On the Kuala Lumpur–London route, Bellew said it had been a huge success with the Airbus A380 aircraft almost always full on each trip since last year.

Back in July last year, MAS’s market share on the London-Kuala Lumpur route was down to 45 per cent.

“We’ve got right back up to 60 per cent now, which is a great result,” he said.

The airline will also progressively refurbish its Golden Lounges at the Kuala Lumpur International Airport (KLIA), Kota Kinabalu International Airport, Kuching International Airport and London’s Heathrow Airport starting this year.

Bellew said MAS was open to working with third parties to operate the lounges, but had no plans to sell them.

“We have seen interest but the more I looked at it, the more I feel we have to keep it under direct control. It’s a core part of the proposition,” he added.

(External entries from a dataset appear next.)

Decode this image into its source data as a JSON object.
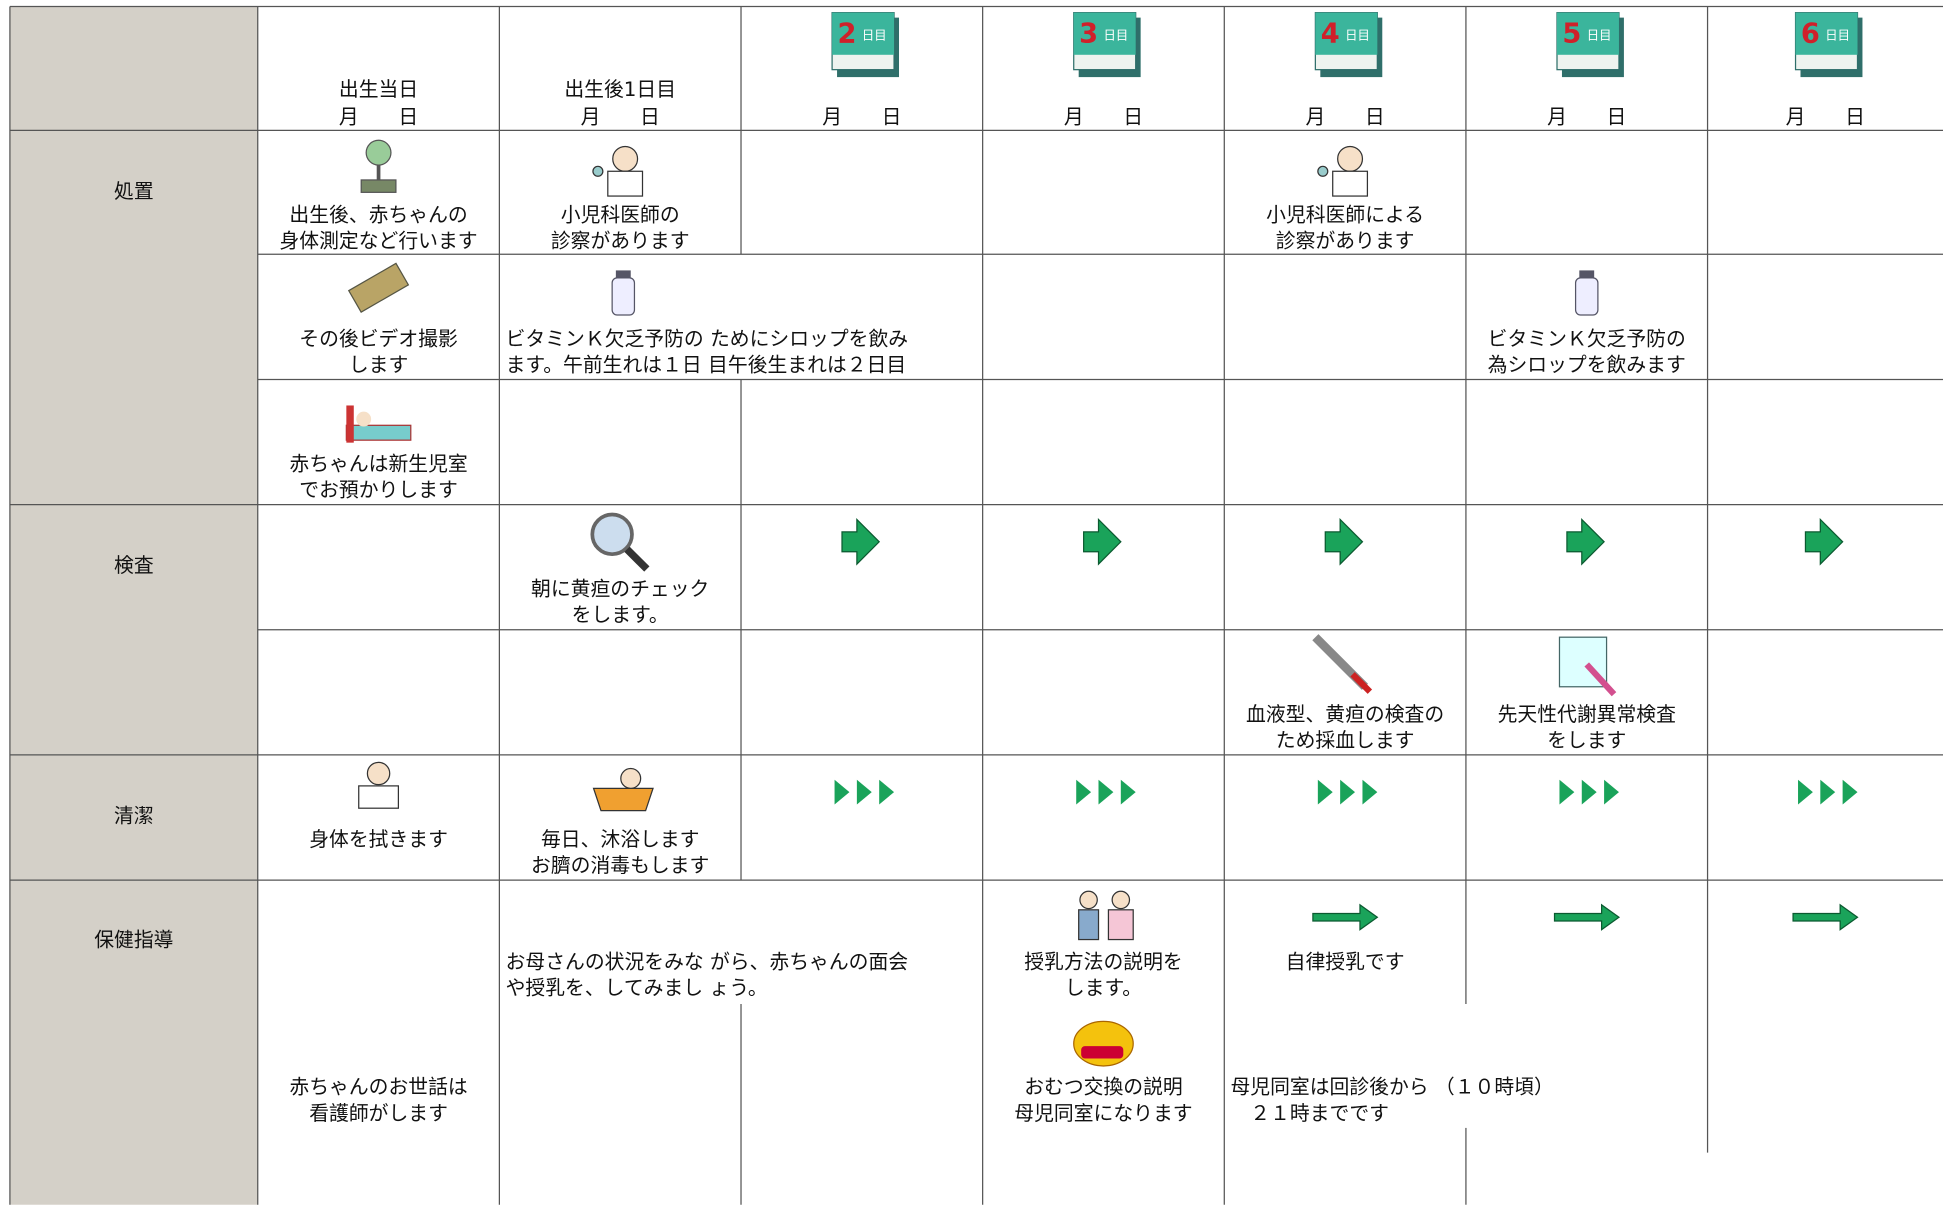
{
  "header": {
    "cells": [
      {
        "label": "出生当日",
        "date": "月　　日"
      },
      {
        "label": "出生後1日目",
        "date": "月　　日"
      },
      {
        "badge": "2",
        "badge_unit": "日目",
        "date": "月　　日"
      },
      {
        "badge": "3",
        "badge_unit": "日目",
        "date": "月　　日"
      },
      {
        "badge": "4",
        "badge_unit": "日目",
        "date": "月　　日"
      },
      {
        "badge": "5",
        "badge_unit": "日目",
        "date": "月　　日"
      },
      {
        "badge": "6",
        "badge_unit": "日目",
        "date": "月　　日"
      }
    ]
  },
  "categories": [
    "処置",
    "検査",
    "清潔",
    "保健指導"
  ],
  "cells": [
    {
      "lines": [
        "出生後、赤ちゃんの",
        "身体測定など行います"
      ]
    },
    {
      "lines": [
        "小児科医師の",
        "診察があります"
      ]
    },
    {
      "lines": [
        "小児科医師による",
        "診察があります"
      ]
    },
    {
      "lines": [
        "その後ビデオ撮影",
        "します"
      ]
    },
    {
      "lines": [
        "ビタミンＫ欠乏予防の ためにシロップを飲み",
        "ます。午前生れは１日 目午後生まれは２日目"
      ]
    },
    {
      "lines": [
        "ビタミンＫ欠乏予防の",
        "為シロップを飲みます"
      ]
    },
    {
      "lines": [
        "赤ちゃんは新生児室",
        "でお預かりします"
      ]
    },
    {
      "lines": [
        "朝に黄疸のチェック",
        "をします。"
      ]
    },
    {
      "lines": [
        "血液型、黄疸の検査の",
        "ため採血します"
      ]
    },
    {
      "lines": [
        "先天性代謝異常検査",
        "をします"
      ]
    },
    {
      "lines": [
        "身体を拭きます"
      ]
    },
    {
      "lines": [
        "毎日、沐浴します",
        "お臍の消毒もします"
      ]
    },
    {
      "lines": [
        "赤ちゃんのお世話は",
        "看護師がします"
      ]
    },
    {
      "lines": [
        "お母さんの状況をみな がら、赤ちゃんの面会",
        "や授乳を、してみまし ょう。"
      ]
    },
    {
      "lines": [
        "授乳方法の説明を",
        "します。"
      ]
    },
    {
      "lines": [
        "おむつ交換の説明",
        "母児同室になります"
      ]
    },
    {
      "lines": [
        "自律授乳です"
      ]
    },
    {
      "lines": [
        "母児同室は回診後から （１０時頃）",
        "　２１時までです"
      ]
    }
  ]
}
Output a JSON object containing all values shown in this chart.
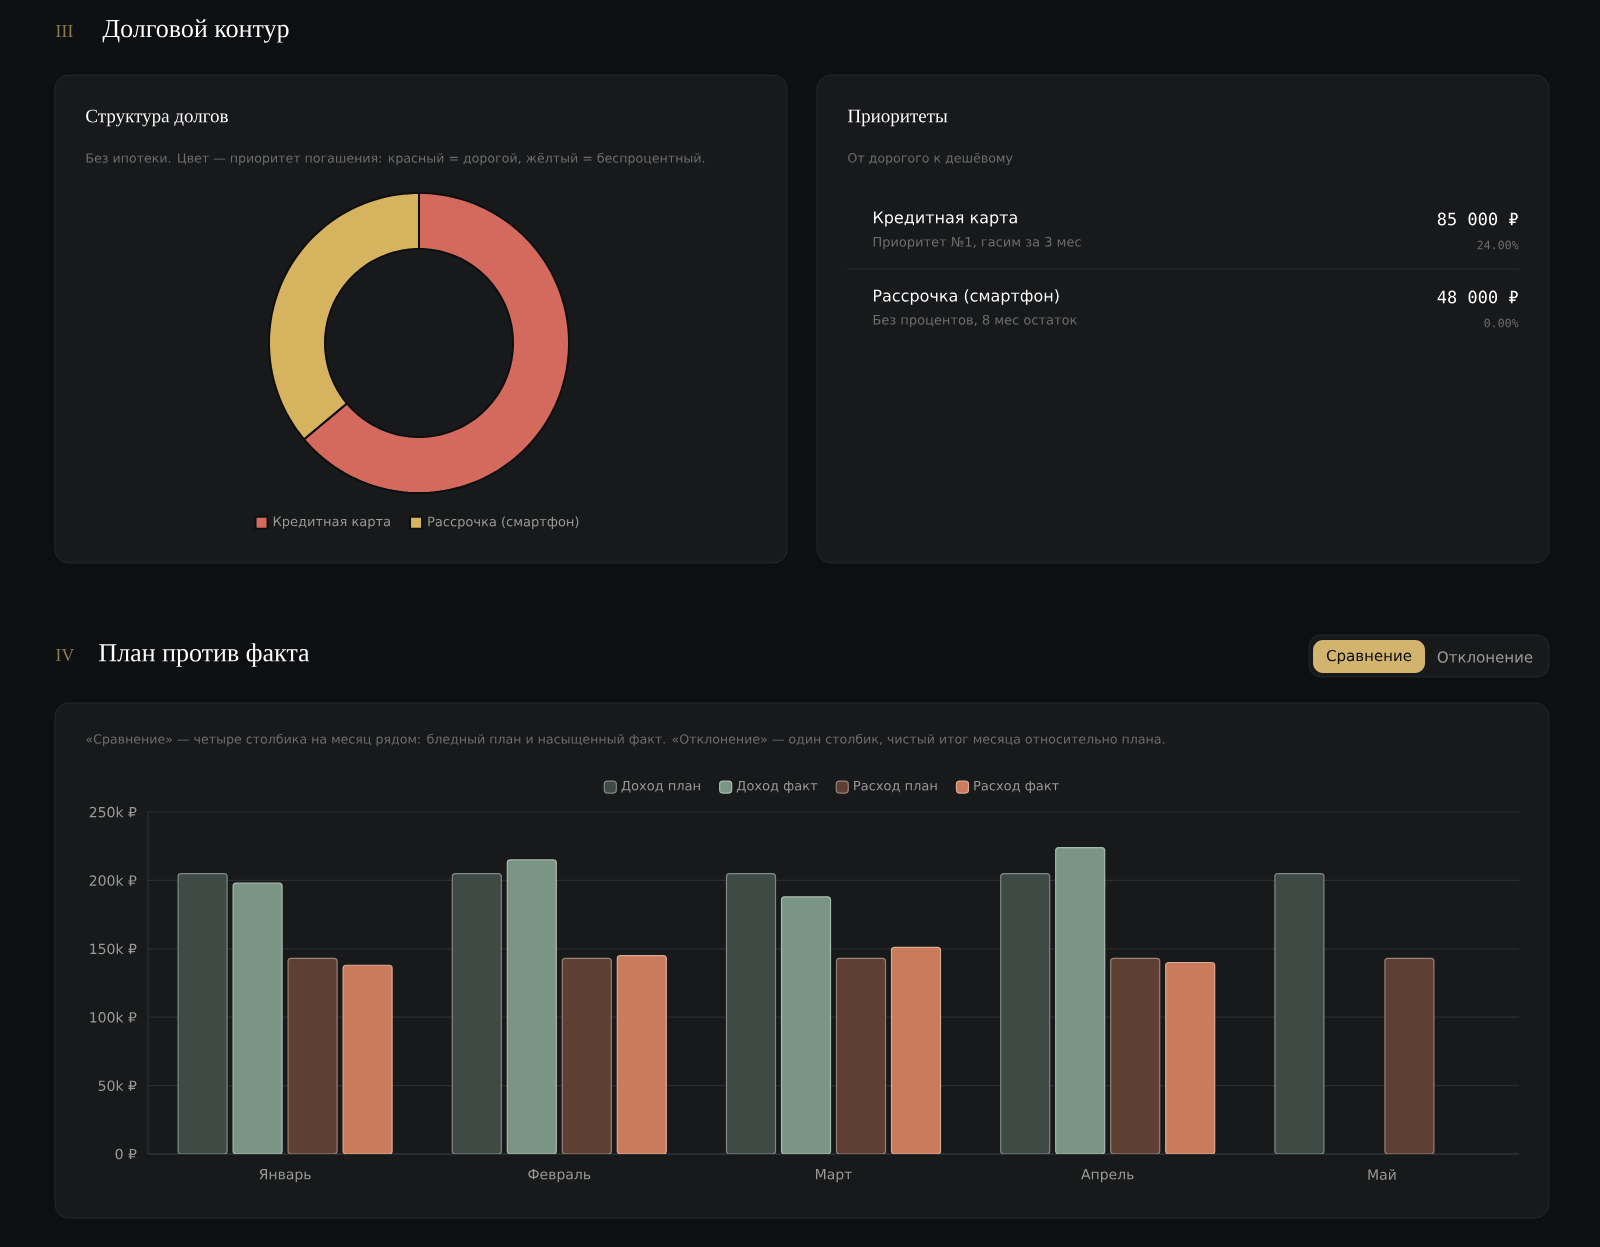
{
  "chart_data": [
    {
      "type": "donut",
      "title": "Структура долгов",
      "subtitle": "Без ипотеки. Цвет — приоритет погашения: красный = дорогой, жёлтый = беспроцентный.",
      "annotations": [
        "III",
        "Долговой контур"
      ],
      "categories": [
        "Кредитная карта",
        "Рассрочка (смартфон)"
      ],
      "values": [
        63.9,
        36.1
      ],
      "colors": [
        "#d4695e",
        "#d6b35e"
      ],
      "legend": "bottom"
    },
    {
      "type": "other",
      "title": "Приоритеты",
      "subtitle": "От дорогого к дешёвому",
      "annotations": [
        "Кредитная карта",
        "Приоритет №1, гасим за 3 мес",
        "85 000 ₽",
        "24.00%",
        "Рассрочка (смартфон)",
        "Без процентов, 8 мес остаток",
        "48 000 ₽",
        "0.00%"
      ]
    },
    {
      "type": "bar",
      "subtitle": "«Сравнение» — четыре столбика на месяц рядом: бледный план и насыщенный факт. «Отклонение» — один столбик, чистый итог месяца относительно плана.",
      "annotations": [
        "IV",
        "План против факта",
        "Сравнение",
        "Отклонение"
      ],
      "categories": [
        "Январь",
        "Февраль",
        "Март",
        "Апрель",
        "Май"
      ],
      "series": [
        {
          "name": "Доход план",
          "color": "#3e4a43",
          "values": [
            205000,
            205000,
            205000,
            205000,
            205000
          ]
        },
        {
          "name": "Доход факт",
          "color": "#7b9584",
          "values": [
            198000,
            215000,
            188000,
            224000,
            null
          ]
        },
        {
          "name": "Расход план",
          "color": "#5f3e33",
          "values": [
            143000,
            143000,
            143000,
            143000,
            143000
          ]
        },
        {
          "name": "Расход факт",
          "color": "#c97b5b",
          "values": [
            138000,
            145000,
            151000,
            140000,
            null
          ]
        }
      ],
      "ylim": [
        0,
        250000
      ],
      "yticks": [
        {
          "value": 0,
          "label": "0 ₽"
        },
        {
          "value": 50000,
          "label": "50k ₽"
        },
        {
          "value": 100000,
          "label": "100k ₽"
        },
        {
          "value": 150000,
          "label": "150k ₽"
        },
        {
          "value": 200000,
          "label": "200k ₽"
        },
        {
          "value": 250000,
          "label": "250k ₽"
        }
      ],
      "grid": "y",
      "legend": "top"
    }
  ]
}
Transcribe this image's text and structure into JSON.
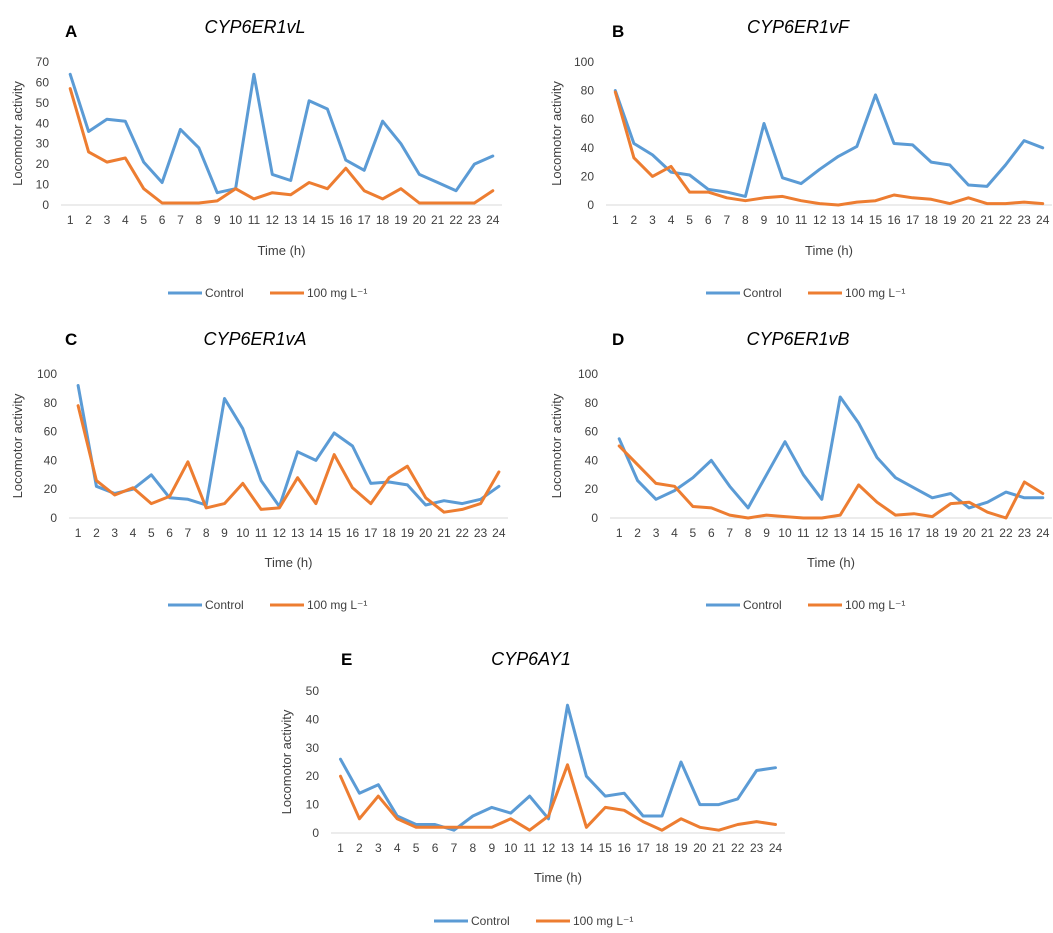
{
  "colors": {
    "control": "#5b9bd5",
    "treatment": "#ed7d31",
    "axis": "#d9d9d9",
    "text": "#404040"
  },
  "chart_data": [
    {
      "type": "line",
      "panel": "A",
      "title": "CYP6ER1vL",
      "xlabel": "Time (h)",
      "ylabel": "Locomotor activity",
      "x": [
        1,
        2,
        3,
        4,
        5,
        6,
        7,
        8,
        9,
        10,
        11,
        12,
        13,
        14,
        15,
        16,
        17,
        18,
        19,
        20,
        21,
        22,
        23,
        24
      ],
      "ylim": [
        0,
        70
      ],
      "yticks": [
        0,
        10,
        20,
        30,
        40,
        50,
        60,
        70
      ],
      "legend_position": "bottom",
      "series": [
        {
          "name": "Control",
          "values": [
            64,
            36,
            42,
            41,
            21,
            11,
            37,
            28,
            6,
            8,
            64,
            15,
            12,
            51,
            47,
            22,
            17,
            41,
            30,
            15,
            11,
            7,
            20,
            24
          ]
        },
        {
          "name": "100 mg L⁻¹",
          "values": [
            57,
            26,
            21,
            23,
            8,
            1,
            1,
            1,
            2,
            8,
            3,
            6,
            5,
            11,
            8,
            18,
            7,
            3,
            8,
            1,
            1,
            1,
            1,
            7
          ]
        }
      ]
    },
    {
      "type": "line",
      "panel": "B",
      "title": "CYP6ER1vF",
      "xlabel": "Time (h)",
      "ylabel": "Locomotor activity",
      "x": [
        1,
        2,
        3,
        4,
        5,
        6,
        7,
        8,
        9,
        10,
        11,
        12,
        13,
        14,
        15,
        16,
        17,
        18,
        19,
        20,
        21,
        22,
        23,
        24
      ],
      "ylim": [
        0,
        100
      ],
      "yticks": [
        0,
        20,
        40,
        60,
        80,
        100
      ],
      "legend_position": "bottom",
      "series": [
        {
          "name": "Control",
          "values": [
            80,
            43,
            35,
            23,
            21,
            11,
            9,
            6,
            57,
            19,
            15,
            25,
            34,
            41,
            77,
            43,
            42,
            30,
            28,
            14,
            13,
            28,
            45,
            40
          ]
        },
        {
          "name": "100 mg L⁻¹",
          "values": [
            79,
            33,
            20,
            27,
            9,
            9,
            5,
            3,
            5,
            6,
            3,
            1,
            0,
            2,
            3,
            7,
            5,
            4,
            1,
            5,
            1,
            1,
            2,
            1
          ]
        }
      ]
    },
    {
      "type": "line",
      "panel": "C",
      "title": "CYP6ER1vA",
      "xlabel": "Time (h)",
      "ylabel": "Locomotor activity",
      "x": [
        1,
        2,
        3,
        4,
        5,
        6,
        7,
        8,
        9,
        10,
        11,
        12,
        13,
        14,
        15,
        16,
        17,
        18,
        19,
        20,
        21,
        22,
        23,
        24
      ],
      "ylim": [
        0,
        100
      ],
      "yticks": [
        0,
        20,
        40,
        60,
        80,
        100
      ],
      "legend_position": "bottom",
      "series": [
        {
          "name": "Control",
          "values": [
            92,
            22,
            17,
            20,
            30,
            14,
            13,
            9,
            83,
            62,
            26,
            8,
            46,
            40,
            59,
            50,
            24,
            25,
            23,
            9,
            12,
            10,
            13,
            22
          ]
        },
        {
          "name": "100 mg L⁻¹",
          "values": [
            78,
            26,
            16,
            21,
            10,
            15,
            39,
            7,
            10,
            24,
            6,
            7,
            28,
            10,
            44,
            21,
            10,
            28,
            36,
            14,
            4,
            6,
            10,
            32
          ]
        }
      ]
    },
    {
      "type": "line",
      "panel": "D",
      "title": "CYP6ER1vB",
      "xlabel": "Time (h)",
      "ylabel": "Locomotor activity",
      "x": [
        1,
        2,
        3,
        4,
        5,
        6,
        7,
        8,
        9,
        10,
        11,
        12,
        13,
        14,
        15,
        16,
        17,
        18,
        19,
        20,
        21,
        22,
        23,
        24
      ],
      "ylim": [
        0,
        100
      ],
      "yticks": [
        0,
        20,
        40,
        60,
        80,
        100
      ],
      "legend_position": "bottom",
      "series": [
        {
          "name": "Control",
          "values": [
            55,
            26,
            13,
            19,
            28,
            40,
            22,
            7,
            30,
            53,
            30,
            13,
            84,
            66,
            42,
            28,
            21,
            14,
            17,
            7,
            11,
            18,
            14,
            14
          ]
        },
        {
          "name": "100 mg L⁻¹",
          "values": [
            50,
            37,
            24,
            22,
            8,
            7,
            2,
            0,
            2,
            1,
            0,
            0,
            2,
            23,
            11,
            2,
            3,
            1,
            10,
            11,
            4,
            0,
            25,
            17
          ]
        }
      ]
    },
    {
      "type": "line",
      "panel": "E",
      "title": "CYP6AY1",
      "xlabel": "Time (h)",
      "ylabel": "Locomotor activity",
      "x": [
        1,
        2,
        3,
        4,
        5,
        6,
        7,
        8,
        9,
        10,
        11,
        12,
        13,
        14,
        15,
        16,
        17,
        18,
        19,
        20,
        21,
        22,
        23,
        24
      ],
      "ylim": [
        0,
        50
      ],
      "yticks": [
        0,
        10,
        20,
        30,
        40,
        50
      ],
      "legend_position": "bottom",
      "series": [
        {
          "name": "Control",
          "values": [
            26,
            14,
            17,
            6,
            3,
            3,
            1,
            6,
            9,
            7,
            13,
            5,
            45,
            20,
            13,
            14,
            6,
            6,
            25,
            10,
            10,
            12,
            22,
            23
          ]
        },
        {
          "name": "100 mg L⁻¹",
          "values": [
            20,
            5,
            13,
            5,
            2,
            2,
            2,
            2,
            2,
            5,
            1,
            6,
            24,
            2,
            9,
            8,
            4,
            1,
            5,
            2,
            1,
            3,
            4,
            3
          ]
        }
      ]
    }
  ]
}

Summing up last year, Bellew said 2016 ended very well for MAS with a higher number of passengers as it regained the confidence of travellers and business partners.

Bellew, previously MAS chief operating officer, assumed the managing director and CEO roles in July last year, replacing Christoph Mueller, an airline turnaround specialist brought in by Malaysia Aviation Group’s sole shareholder, Khazanah Nasional Bhd.

The German had brought in other airline specialists including Bellew, who was a former director of flight operation at Europe’s budget carrier Ryanair Ltd.

In April last year, Mueller shocked the local aviation industry by announcing that he was stepping down due to a change in his personal circumstances.